Desde mi experiencia, la relación entre Internet y escritura es múltiple. Una de las cosas para las que utilizo la Red es para que me sirva de instrumento de búsqueda. En mis dos primeros libros, la búsqueda online me ayudó muchísimo y fue un complemento al estudio de los archivos de las bibliotecas del Vaticano, de Venecia y de la Bertoliana de Vicenza. En Nimodo esta búsqueda virtual se ha demostrado aún más indispensable. Ahora les explico cómo.
Nuestra experiencia personal es ambigua pues está basada en sucesos vividos con otras personas, al exterior o en lugares cerrados. Sin embargo, un diálogo via Skype es también una experiencia. Como lo es también una llamada telefónica. Así, pues, un acontencimiento vivido a flor de piel como, por ejemplo, el intercambio de disparos en la frontera entre México y Guatemala que relato en Nimodo constituye una materia narrativa tan válida para un escritor como lo pueda ser un vídeo colgado en YouTube. No revelaré, en mi caso, de qué video se ha tratado pero declaro y admito que una observación indirecta - como la fundada en un vídeo o lo que se me puede escuchar decir cuando me da por hablar por los codos durante un Google Hangout - se puedan llegar a convertir en una narración, en una historia.

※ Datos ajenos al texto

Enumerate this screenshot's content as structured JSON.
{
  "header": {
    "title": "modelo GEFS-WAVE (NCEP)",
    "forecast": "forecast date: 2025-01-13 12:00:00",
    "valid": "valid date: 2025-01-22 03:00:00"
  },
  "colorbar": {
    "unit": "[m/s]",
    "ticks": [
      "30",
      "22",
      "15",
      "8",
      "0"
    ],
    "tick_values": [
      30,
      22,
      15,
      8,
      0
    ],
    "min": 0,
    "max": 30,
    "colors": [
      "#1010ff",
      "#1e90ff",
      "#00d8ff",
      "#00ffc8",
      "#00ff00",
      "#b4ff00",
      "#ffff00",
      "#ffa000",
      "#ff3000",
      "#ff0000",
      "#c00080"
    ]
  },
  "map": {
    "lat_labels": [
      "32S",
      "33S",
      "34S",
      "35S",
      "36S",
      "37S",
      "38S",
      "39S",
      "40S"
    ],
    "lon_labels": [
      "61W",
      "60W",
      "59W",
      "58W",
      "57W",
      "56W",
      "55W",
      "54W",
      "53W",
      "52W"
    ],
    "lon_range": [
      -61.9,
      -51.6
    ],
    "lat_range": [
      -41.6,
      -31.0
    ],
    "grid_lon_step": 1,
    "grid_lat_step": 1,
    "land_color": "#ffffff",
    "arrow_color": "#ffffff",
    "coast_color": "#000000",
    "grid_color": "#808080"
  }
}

Pero, además, podemos utilizar Internet con una perspectiva lúdica. He aprendido que, para aguantar durante las largas horas de escritura, además de levantarse y desentumecer las piernas, no viene tampoco nada mal conectarse un ratito a las redes sociales para entregarse a unos instantes de sano voyeurismo online, enviar un tweet, darle a un 'me gusta' o a un 'compartir' o, incluso, alimentar el solitario narcisismo de comprobar si le ha gustado a alguien una foto o una idea tuya.

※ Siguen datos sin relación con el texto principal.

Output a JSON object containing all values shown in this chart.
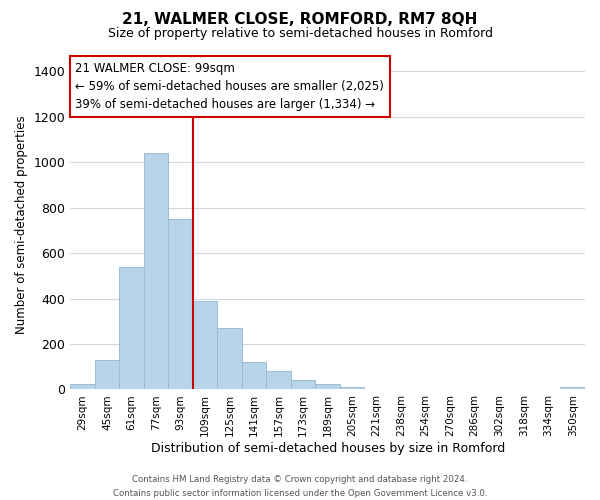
{
  "title": "21, WALMER CLOSE, ROMFORD, RM7 8QH",
  "subtitle": "Size of property relative to semi-detached houses in Romford",
  "xlabel": "Distribution of semi-detached houses by size in Romford",
  "ylabel": "Number of semi-detached properties",
  "bin_labels": [
    "29sqm",
    "45sqm",
    "61sqm",
    "77sqm",
    "93sqm",
    "109sqm",
    "125sqm",
    "141sqm",
    "157sqm",
    "173sqm",
    "189sqm",
    "205sqm",
    "221sqm",
    "238sqm",
    "254sqm",
    "270sqm",
    "286sqm",
    "302sqm",
    "318sqm",
    "334sqm",
    "350sqm"
  ],
  "bar_values": [
    25,
    130,
    540,
    1040,
    750,
    390,
    270,
    120,
    80,
    40,
    25,
    10,
    0,
    0,
    0,
    0,
    0,
    0,
    0,
    0,
    10
  ],
  "bar_color": "#b8d4e8",
  "bar_edge_color": "#9abcd4",
  "property_line_bin_index": 4,
  "property_line_color": "#cc0000",
  "annotation_title": "21 WALMER CLOSE: 99sqm",
  "annotation_line1": "← 59% of semi-detached houses are smaller (2,025)",
  "annotation_line2": "39% of semi-detached houses are larger (1,334) →",
  "annotation_box_color": "#ffffff",
  "annotation_box_edge": "#cc0000",
  "ylim": [
    0,
    1450
  ],
  "yticks": [
    0,
    200,
    400,
    600,
    800,
    1000,
    1200,
    1400
  ],
  "footer_line1": "Contains HM Land Registry data © Crown copyright and database right 2024.",
  "footer_line2": "Contains public sector information licensed under the Open Government Licence v3.0.",
  "background_color": "#ffffff",
  "grid_color": "#ccd9e4"
}
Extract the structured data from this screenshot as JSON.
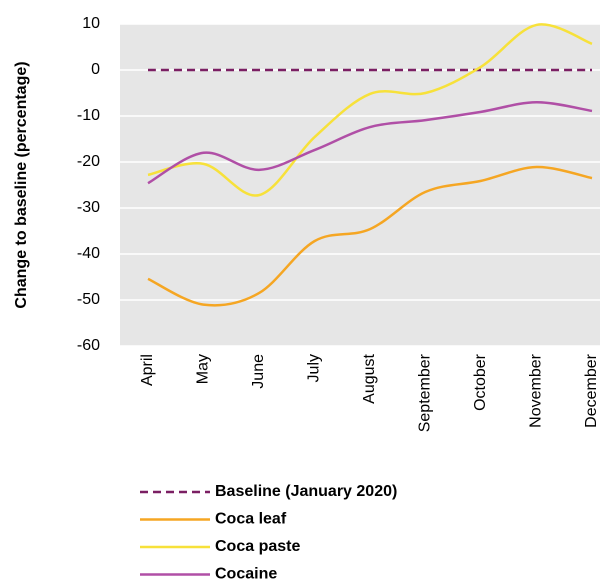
{
  "chart_data": {
    "type": "line",
    "y_label": "Change to baseline (percentage)",
    "categories": [
      "April",
      "May",
      "June",
      "July",
      "August",
      "September",
      "October",
      "November",
      "December"
    ],
    "series": [
      {
        "name": "Baseline (January 2020)",
        "color": "#7b1f63",
        "dashed": true,
        "values": [
          0,
          0,
          0,
          0,
          0,
          0,
          0,
          0,
          0
        ]
      },
      {
        "name": "Coca leaf",
        "color": "#f5a623",
        "values": [
          -45.4,
          -51,
          -48.5,
          -37.2,
          -34.6,
          -26.5,
          -24.1,
          -21.1,
          -23.5
        ]
      },
      {
        "name": "Coca paste",
        "color": "#f7e13a",
        "values": [
          -22.8,
          -20.4,
          -27.2,
          -14.6,
          -5.2,
          -5,
          0.7,
          9.8,
          5.7
        ]
      },
      {
        "name": "Cocaine",
        "color": "#b04fa6",
        "values": [
          -24.6,
          -18,
          -21.7,
          -17.4,
          -12.4,
          -10.9,
          -9.1,
          -7,
          -8.9
        ]
      }
    ],
    "ylim": [
      -60,
      10
    ],
    "yticks": [
      -60,
      -50,
      -40,
      -30,
      -20,
      -10,
      0,
      10
    ],
    "grid": true,
    "smooth": true
  }
}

Ya en el ámbito de la escritura, podemos encontrar millones de posibilidades narrativas en línea. A modo de ejemplo, estoy escribiendo un cuento con personajes nacidos el mismo día que yo. Cuando Salman Rushdie escribió Los hijos de la medianoche, tuvo que basarse en la realidad, recabar datos en documentos impresos o inspirarse de su experiencia directa. En cambio, yo puedo llegar a conocer (virtualmente, he aquí la diferencia) la biografía de centenares de desconocidos y puedo transformar sus vidas en las de mis personajes, nutriéndome de mi experiencia, mezclando sus características particulares con las de otras personas que he conocido o imaginado. Tengo, pues, a mi disposición un instrumento más con el que abonar mi fantasía.

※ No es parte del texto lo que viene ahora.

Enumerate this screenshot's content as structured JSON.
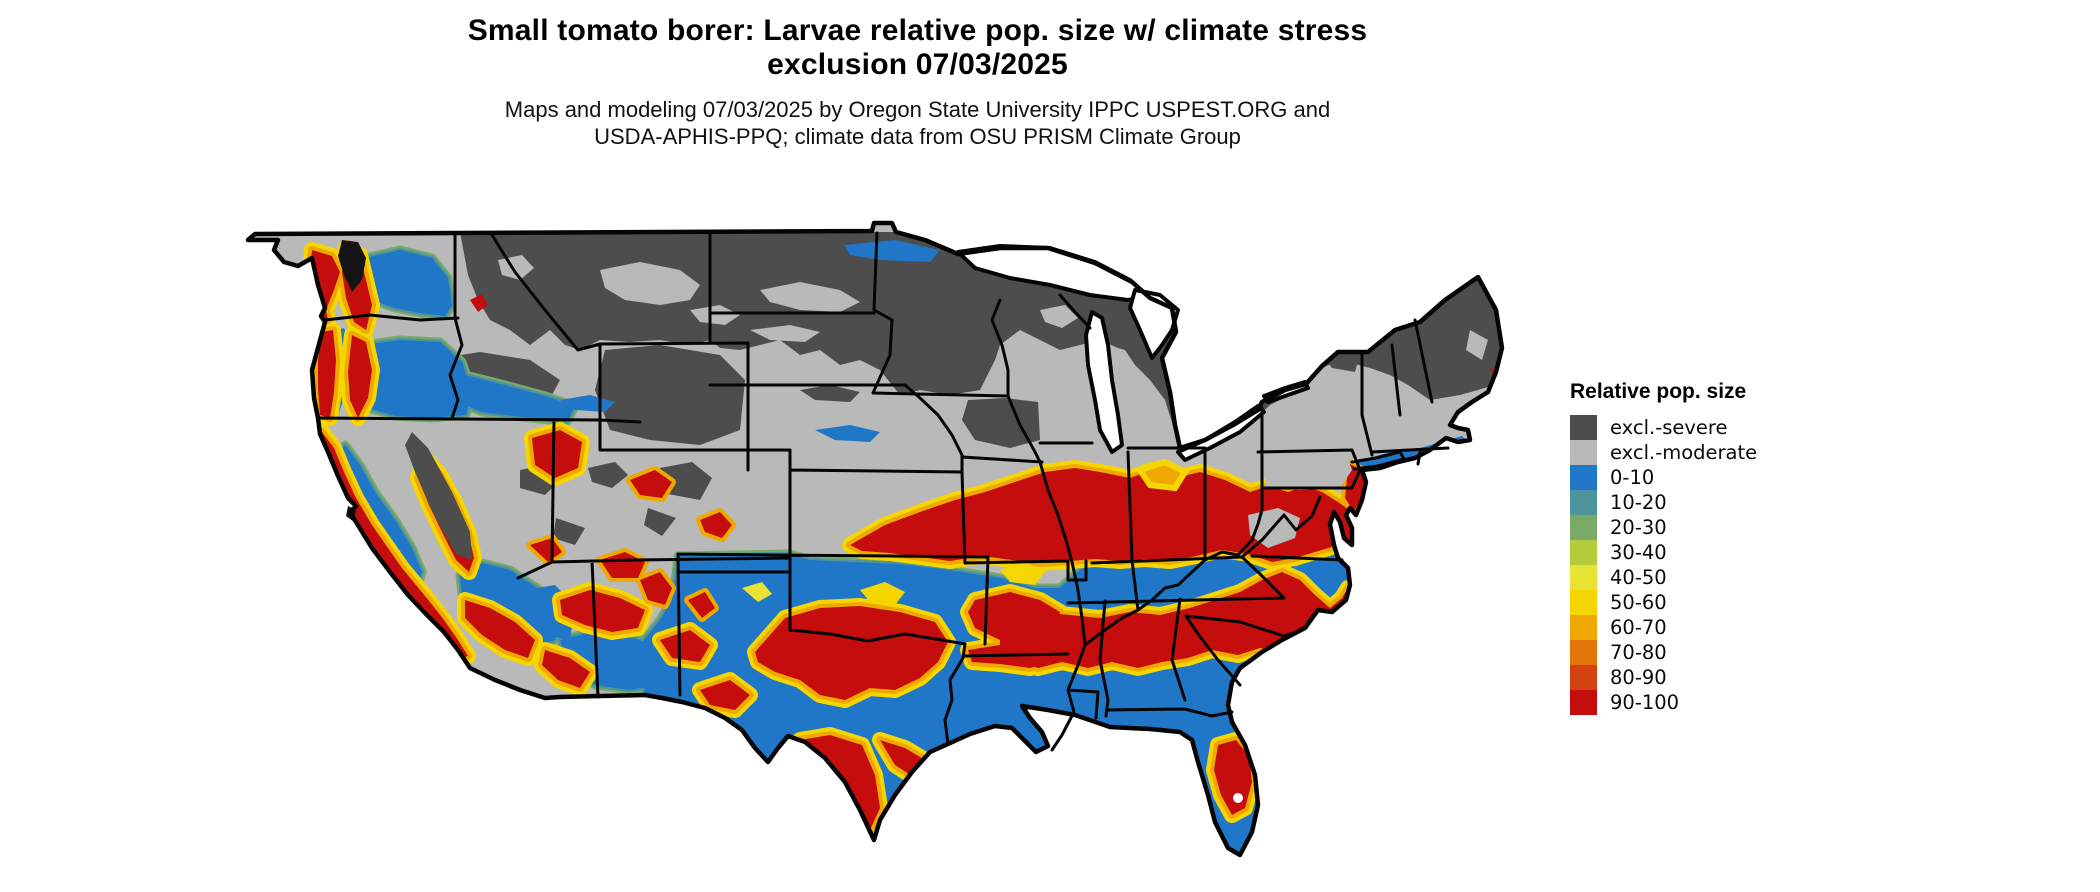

¿Puede esta herramienta hipnotizarnos con su universo fragmentario alimentado sólo por un vacuo sentido de constantes aunque inútiles presuntas noticias? Seguramente. Pero me fío de mí. Eso sí, una vez que sé lo que tengo ante mis ojos.
El medio es el mensaje. Cuando comprendes el mensaje, comprendes el medio y, por consiguiente, que su mensaje puede cambiar su efecto.